Rod Dreher of American Conservative reported that Dr. Jean-Marie Vincent, head of a national society of intensive care doctors, wants a license to kill, so to speak. Doctors need the power, Vincent says, to kill off a patient whose "life quality has become too poor."
Vincent goes on to say that the first priority of doctors lies in restoring health, not prolonging life at all costs. Even if the patient and the family does not consent, doctors must have the right to flip the switch of life and end it.
Dreher describes the doctor as "ghoulish," but an English writer of a century ago may have described him better.
Joseph Conrad described in his book The Secret Agent a character called "The Professor." This man dreamt of a world "where the weak would be taken in hand for utter extermination . . . Exterminate! Exterminate! That is the only way of progress . . . First the blind, then the deaf and dumb, then the halt and the lame - and so on."
Conrad's "Professor," an ardent terrorist, is an archetype not only for countless dystopian productions, such as "Soylent Green," but also speaks the underlying philosophy of some of the most horrible plans of science. We remember the horror of the Nazis, not so much the eugenics movement of the pre World War II era.

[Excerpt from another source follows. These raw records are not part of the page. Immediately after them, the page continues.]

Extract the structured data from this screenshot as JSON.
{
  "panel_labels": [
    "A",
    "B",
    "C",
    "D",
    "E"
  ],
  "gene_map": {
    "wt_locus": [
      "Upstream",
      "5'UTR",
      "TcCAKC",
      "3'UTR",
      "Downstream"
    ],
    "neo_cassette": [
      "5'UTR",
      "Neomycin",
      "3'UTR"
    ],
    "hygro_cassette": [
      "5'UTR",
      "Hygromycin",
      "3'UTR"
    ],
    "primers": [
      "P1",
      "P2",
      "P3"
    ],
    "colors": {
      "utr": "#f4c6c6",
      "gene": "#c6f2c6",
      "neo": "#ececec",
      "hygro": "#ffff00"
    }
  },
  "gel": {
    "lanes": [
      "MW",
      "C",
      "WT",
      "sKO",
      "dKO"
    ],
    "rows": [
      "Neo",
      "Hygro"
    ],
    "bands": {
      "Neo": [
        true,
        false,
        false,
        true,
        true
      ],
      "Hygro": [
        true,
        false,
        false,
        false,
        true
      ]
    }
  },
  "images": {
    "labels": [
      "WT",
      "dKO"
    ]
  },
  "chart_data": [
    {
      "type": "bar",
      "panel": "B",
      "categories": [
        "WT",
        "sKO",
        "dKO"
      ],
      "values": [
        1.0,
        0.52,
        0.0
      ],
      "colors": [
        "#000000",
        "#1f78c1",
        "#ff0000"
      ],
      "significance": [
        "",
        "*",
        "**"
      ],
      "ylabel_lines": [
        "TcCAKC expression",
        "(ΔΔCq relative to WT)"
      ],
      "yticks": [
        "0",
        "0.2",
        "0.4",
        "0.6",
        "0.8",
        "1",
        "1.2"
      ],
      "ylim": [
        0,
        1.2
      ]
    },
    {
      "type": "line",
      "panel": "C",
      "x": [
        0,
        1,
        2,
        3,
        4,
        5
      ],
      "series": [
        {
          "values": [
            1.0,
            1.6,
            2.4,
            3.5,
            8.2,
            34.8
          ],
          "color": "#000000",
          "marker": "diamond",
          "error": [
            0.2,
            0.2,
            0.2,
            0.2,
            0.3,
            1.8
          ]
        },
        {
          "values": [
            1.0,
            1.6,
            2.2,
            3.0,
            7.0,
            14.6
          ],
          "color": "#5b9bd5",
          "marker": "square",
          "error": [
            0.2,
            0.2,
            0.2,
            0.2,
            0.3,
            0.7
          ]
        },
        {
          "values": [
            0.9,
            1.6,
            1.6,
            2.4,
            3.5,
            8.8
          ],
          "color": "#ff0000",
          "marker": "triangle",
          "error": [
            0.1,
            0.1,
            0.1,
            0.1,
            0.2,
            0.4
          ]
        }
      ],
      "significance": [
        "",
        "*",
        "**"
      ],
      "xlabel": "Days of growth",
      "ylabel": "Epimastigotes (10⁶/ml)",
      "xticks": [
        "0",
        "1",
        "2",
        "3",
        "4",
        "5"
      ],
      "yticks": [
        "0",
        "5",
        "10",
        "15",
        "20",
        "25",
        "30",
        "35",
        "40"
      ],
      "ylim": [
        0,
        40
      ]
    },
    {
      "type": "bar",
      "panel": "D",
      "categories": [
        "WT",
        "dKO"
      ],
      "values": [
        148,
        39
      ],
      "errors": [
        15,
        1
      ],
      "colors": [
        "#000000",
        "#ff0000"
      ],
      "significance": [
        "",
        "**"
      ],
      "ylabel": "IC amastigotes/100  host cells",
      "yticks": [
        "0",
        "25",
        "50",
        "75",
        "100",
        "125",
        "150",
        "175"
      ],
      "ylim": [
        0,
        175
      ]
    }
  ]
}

Humanity has no capacity to rationally decide when another person has "quality of life" or not. What term could be more subjective? Yet the term gets thrown out there almost casually no matter what the stakes. Almost every person has the instinct and drive to continue life, even in a state that others may consider wretched. When comfortable middle class doctors get the power to make such decisions, tragedy will result.